A few companies, with Yahoo! as one of the only recognisable names, cut their own separate financial peace with the labels. Most companies waited, taking advantage of a legal provision that allowed them to balk at paying royalties until the Copyright Office set an official rate.

Last summer, the issue finally went to an arbitration panel appointed by the Copyright Office, which listened to both sides with considerable scepticism. It made its suggestions for the royalty rate in February, splitting the difference between labels' and the big streaming companies' proposals.

That panel's recommendation of 0.14 cent per song, per person listening doesn't sound like much. But small Webcasters erupted. That would add up to a figure that far exceeded many small companies' annual revenues, putting them out of business, they said.

Looking for an appeal
In a surprise decision last month, the Librarian of Congress rejected that report, however. In Thursday's decision, regulators said "significant portions of (the panel's recommendations) were arbitrary or contrary to law."

In their decision, regulators rejected proposals that the fees be based on a percentage of revenue, which some Webcasters said would be fairer.

Because "many Webcasters are currently generating very little revenue, a percentage of revenue rate would require copyright owners to allow extensive use of their property with little or no compensation," the regulators' report said.

The first monthly payments for companies that play music online are due in November, for the period beginning in September. Back payments will also be due in October for any music played online since 28 October, 1998.

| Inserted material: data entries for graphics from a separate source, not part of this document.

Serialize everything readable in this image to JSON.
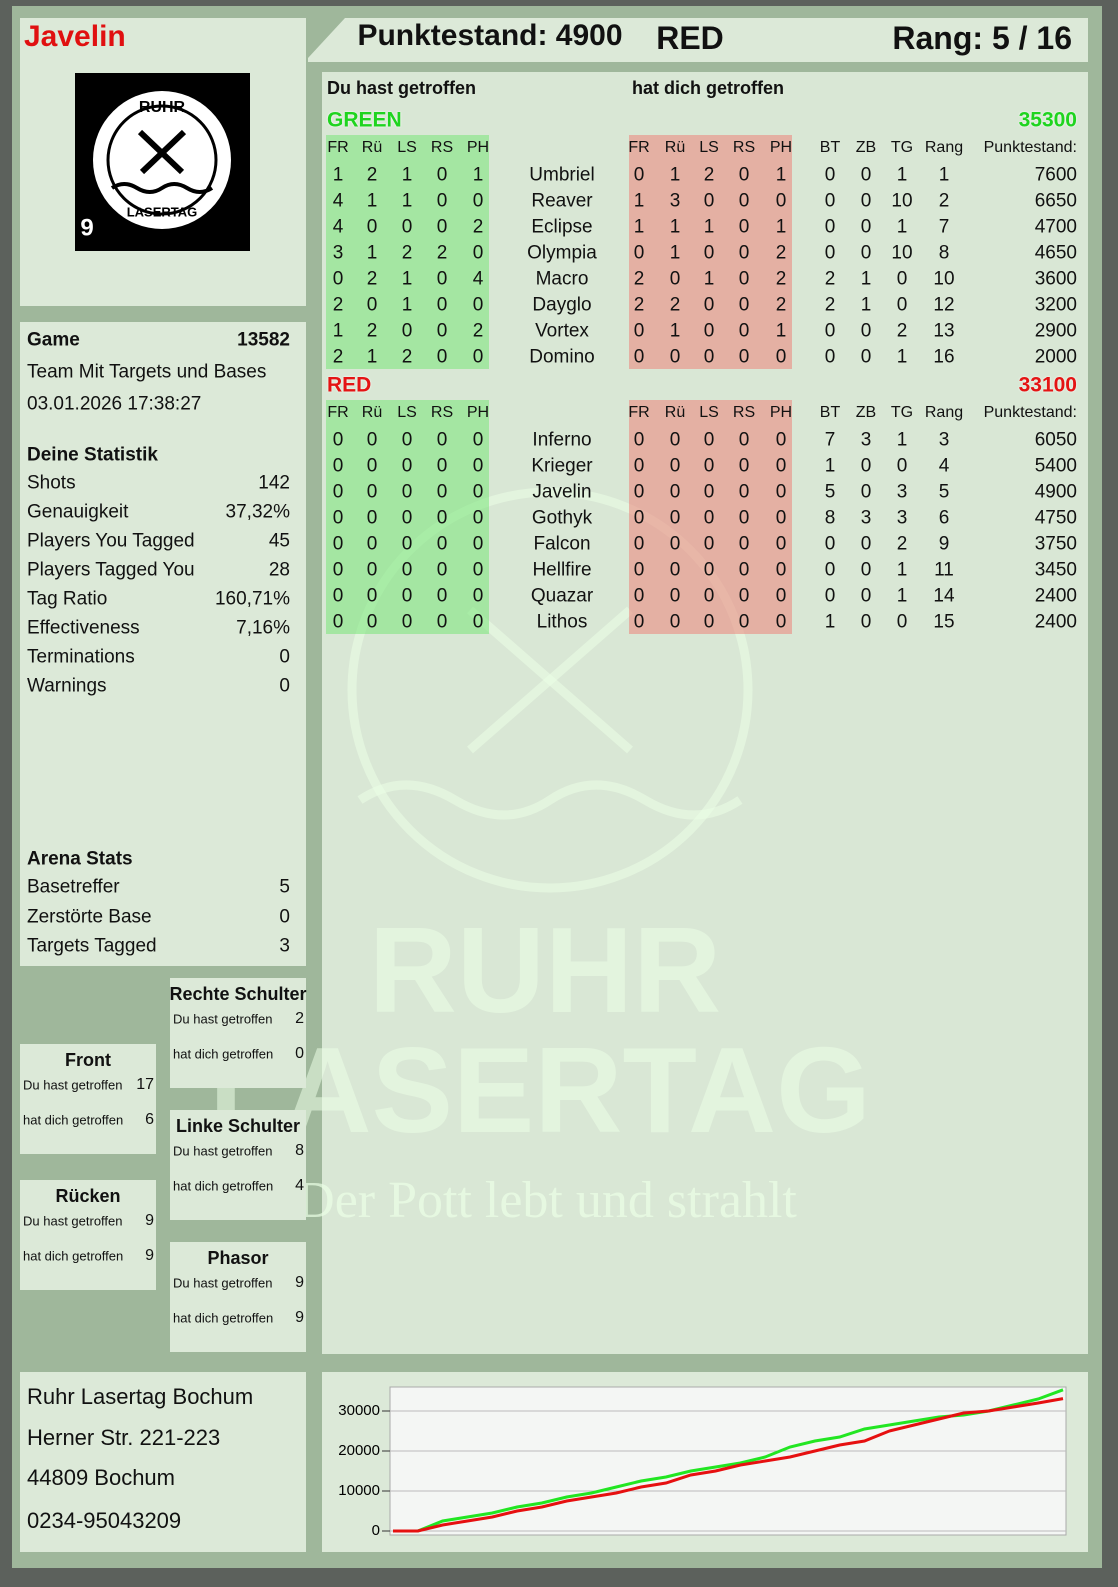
{
  "header": {
    "player": "Javelin",
    "score": "Punktestand: 4900",
    "team": "RED",
    "rank": "Rang: 5 / 16"
  },
  "logo": {
    "top": "RUHR",
    "bottom": "LASERTAG",
    "number": "9"
  },
  "scoreboard": {
    "hit_you": "Du hast getroffen",
    "hit_by": "hat dich getroffen",
    "hit_columns": [
      "FR",
      "Rü",
      "LS",
      "RS",
      "PH"
    ],
    "stat_columns": [
      "BT",
      "ZB",
      "TG",
      "Rang",
      "Punktestand:"
    ],
    "teams": [
      {
        "name": "GREEN",
        "color": "#1fd41f",
        "total": "35300",
        "rows": [
          {
            "name": "Umbriel",
            "hit": [
              1,
              2,
              1,
              0,
              1
            ],
            "hit_by": [
              0,
              1,
              2,
              0,
              1
            ],
            "stats": [
              0,
              0,
              1,
              1,
              7600
            ]
          },
          {
            "name": "Reaver",
            "hit": [
              4,
              1,
              1,
              0,
              0
            ],
            "hit_by": [
              1,
              3,
              0,
              0,
              0
            ],
            "stats": [
              0,
              0,
              10,
              2,
              6650
            ]
          },
          {
            "name": "Eclipse",
            "hit": [
              4,
              0,
              0,
              0,
              2
            ],
            "hit_by": [
              1,
              1,
              1,
              0,
              1
            ],
            "stats": [
              0,
              0,
              1,
              7,
              4700
            ]
          },
          {
            "name": "Olympia",
            "hit": [
              3,
              1,
              2,
              2,
              0
            ],
            "hit_by": [
              0,
              1,
              0,
              0,
              2
            ],
            "stats": [
              0,
              0,
              10,
              8,
              4650
            ]
          },
          {
            "name": "Macro",
            "hit": [
              0,
              2,
              1,
              0,
              4
            ],
            "hit_by": [
              2,
              0,
              1,
              0,
              2
            ],
            "stats": [
              2,
              1,
              0,
              10,
              3600
            ]
          },
          {
            "name": "Dayglo",
            "hit": [
              2,
              0,
              1,
              0,
              0
            ],
            "hit_by": [
              2,
              2,
              0,
              0,
              2
            ],
            "stats": [
              2,
              1,
              0,
              12,
              3200
            ]
          },
          {
            "name": "Vortex",
            "hit": [
              1,
              2,
              0,
              0,
              2
            ],
            "hit_by": [
              0,
              1,
              0,
              0,
              1
            ],
            "stats": [
              0,
              0,
              2,
              13,
              2900
            ]
          },
          {
            "name": "Domino",
            "hit": [
              2,
              1,
              2,
              0,
              0
            ],
            "hit_by": [
              0,
              0,
              0,
              0,
              0
            ],
            "stats": [
              0,
              0,
              1,
              16,
              2000
            ]
          }
        ]
      },
      {
        "name": "RED",
        "color": "#e41414",
        "total": "33100",
        "rows": [
          {
            "name": "Inferno",
            "hit": [
              0,
              0,
              0,
              0,
              0
            ],
            "hit_by": [
              0,
              0,
              0,
              0,
              0
            ],
            "stats": [
              7,
              3,
              1,
              3,
              6050
            ]
          },
          {
            "name": "Krieger",
            "hit": [
              0,
              0,
              0,
              0,
              0
            ],
            "hit_by": [
              0,
              0,
              0,
              0,
              0
            ],
            "stats": [
              1,
              0,
              0,
              4,
              5400
            ]
          },
          {
            "name": "Javelin",
            "hit": [
              0,
              0,
              0,
              0,
              0
            ],
            "hit_by": [
              0,
              0,
              0,
              0,
              0
            ],
            "stats": [
              5,
              0,
              3,
              5,
              4900
            ]
          },
          {
            "name": "Gothyk",
            "hit": [
              0,
              0,
              0,
              0,
              0
            ],
            "hit_by": [
              0,
              0,
              0,
              0,
              0
            ],
            "stats": [
              8,
              3,
              3,
              6,
              4750
            ]
          },
          {
            "name": "Falcon",
            "hit": [
              0,
              0,
              0,
              0,
              0
            ],
            "hit_by": [
              0,
              0,
              0,
              0,
              0
            ],
            "stats": [
              0,
              0,
              2,
              9,
              3750
            ]
          },
          {
            "name": "Hellfire",
            "hit": [
              0,
              0,
              0,
              0,
              0
            ],
            "hit_by": [
              0,
              0,
              0,
              0,
              0
            ],
            "stats": [
              0,
              0,
              1,
              11,
              3450
            ]
          },
          {
            "name": "Quazar",
            "hit": [
              0,
              0,
              0,
              0,
              0
            ],
            "hit_by": [
              0,
              0,
              0,
              0,
              0
            ],
            "stats": [
              0,
              0,
              1,
              14,
              2400
            ]
          },
          {
            "name": "Lithos",
            "hit": [
              0,
              0,
              0,
              0,
              0
            ],
            "hit_by": [
              0,
              0,
              0,
              0,
              0
            ],
            "stats": [
              1,
              0,
              0,
              15,
              2400
            ]
          }
        ]
      }
    ]
  },
  "info": {
    "game_label": "Game",
    "game_id": "13582",
    "mode": "Team Mit Targets und Bases",
    "date": "03.01.2026 17:38:27"
  },
  "stats": {
    "title": "Deine Statistik",
    "items": [
      {
        "label": "Shots",
        "value": "142"
      },
      {
        "label": "Genauigkeit",
        "value": "37,32%"
      },
      {
        "label": "Players You Tagged",
        "value": "45"
      },
      {
        "label": "Players Tagged You",
        "value": "28"
      },
      {
        "label": "Tag Ratio",
        "value": "160,71%"
      },
      {
        "label": "Effectiveness",
        "value": "7,16%"
      },
      {
        "label": "Terminations",
        "value": "0"
      },
      {
        "label": "Warnings",
        "value": "0"
      }
    ]
  },
  "arena": {
    "title": "Arena Stats",
    "items": [
      {
        "label": "Basetreffer",
        "value": "5"
      },
      {
        "label": "Zerstörte Base",
        "value": "0"
      },
      {
        "label": "Targets Tagged",
        "value": "3"
      }
    ]
  },
  "zones": {
    "hit_label": "Du hast getroffen",
    "hit_by_label": "hat dich getroffen",
    "items": [
      {
        "title": "Rechte Schulter",
        "hit": 2,
        "hit_by": 0
      },
      {
        "title": "Front",
        "hit": 17,
        "hit_by": 6
      },
      {
        "title": "Linke Schulter",
        "hit": 8,
        "hit_by": 4
      },
      {
        "title": "Rücken",
        "hit": 9,
        "hit_by": 9
      },
      {
        "title": "Phasor",
        "hit": 9,
        "hit_by": 9
      }
    ]
  },
  "address": [
    "Ruhr Lasertag Bochum",
    "Herner Str. 221-223",
    "44809 Bochum",
    "0234-95043209"
  ],
  "watermark": [
    "RUHR",
    "LASERTAG",
    "Der Pott lebt und strahlt"
  ],
  "chart_data": {
    "type": "line",
    "ylim": [
      0,
      36000
    ],
    "yticks": [
      0,
      10000,
      20000,
      30000
    ],
    "grid": true,
    "series": [
      {
        "color": "#22e622",
        "values": [
          0,
          0,
          2500,
          3500,
          4500,
          6000,
          7000,
          8500,
          9500,
          11000,
          12500,
          13500,
          15000,
          16000,
          17000,
          18500,
          21000,
          22500,
          23500,
          25500,
          26500,
          27500,
          28500,
          29000,
          30000,
          31500,
          33000,
          35300
        ]
      },
      {
        "color": "#e61010",
        "values": [
          0,
          0,
          1500,
          2500,
          3500,
          5000,
          6000,
          7500,
          8500,
          9500,
          11000,
          12000,
          14000,
          15000,
          16500,
          17500,
          18500,
          20000,
          21500,
          22500,
          25000,
          26500,
          28000,
          29500,
          30000,
          31000,
          32000,
          33100
        ]
      }
    ]
  }
}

Some small stations began pulling their own plug just moments after the decision was made available online.

"Tag's Trance Trip," a rave-style station, posted a bitter "Off The Air" farewell message on its site.

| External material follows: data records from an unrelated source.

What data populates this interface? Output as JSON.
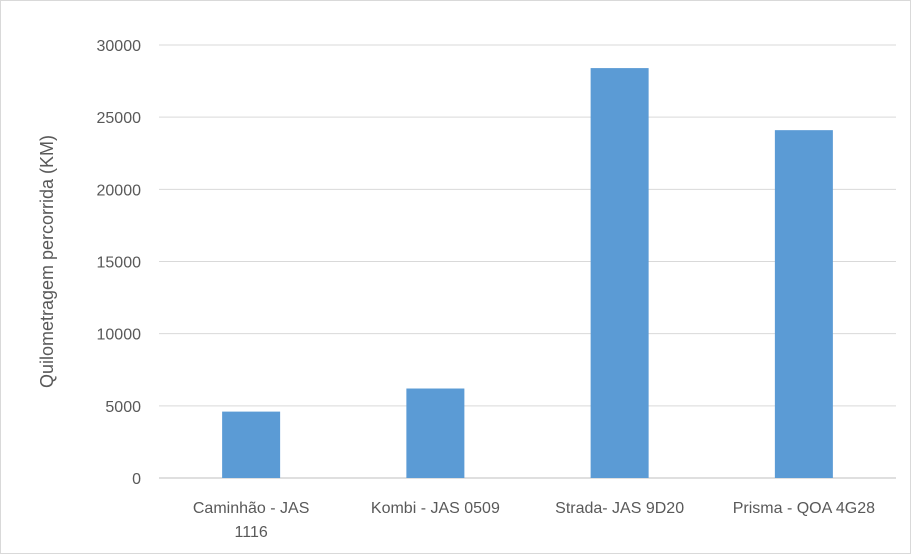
{
  "chart_data": {
    "type": "bar",
    "categories": [
      [
        "Caminhão - JAS",
        "1116"
      ],
      [
        "Kombi - JAS 0509"
      ],
      [
        "Strada- JAS 9D20"
      ],
      [
        "Prisma - QOA 4G28"
      ]
    ],
    "values": [
      4600,
      6200,
      28400,
      24100
    ],
    "ylabel": "Quilometragem percorrida (KM)",
    "xlabel": "",
    "ylim": [
      0,
      30000
    ],
    "yticks": [
      0,
      5000,
      10000,
      15000,
      20000,
      25000,
      30000
    ],
    "grid": true,
    "legend": "none",
    "bar_color": "#5b9bd5"
  }
}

"I regret to inform everyone that I must shut off the stream today at 5 p.m., until further notice. I cannot afford these rates," wrote Stephen 'Tag' Loomis, the site's operator. "Special thanks to the RIAA and lobbyists who helped destroy my dream. Thank you for listening, you've enriched my life, as I hope I have yours."

Music industry representatives were equally bitter, however.

"There is a reason why we have the expression, 'I can get it for a song,'" said John Simson, executive director of SoundExchange, the organisation created by record labels to collect and distribute the Webcasting fees. "It is because we, as a culture, devalue artistic creation. This is just another example of that cultural discrimination."

Either side can appeal the decision to the US Court of Appeals for the District of Columbia Circuit. An RIAA representative said the organisation would "weigh all of our options" as it studied the report.

"I can guarantee the recording industry will appeal this," said Adam Cohen, a partner at New York-based law firm Weil Gotshal & Manges, which represented a group of more than 20 Webcasters in the arbitration, and who also called the decision a disappointment. "If I were a betting man, I'd bet there will be an appeal of this decision."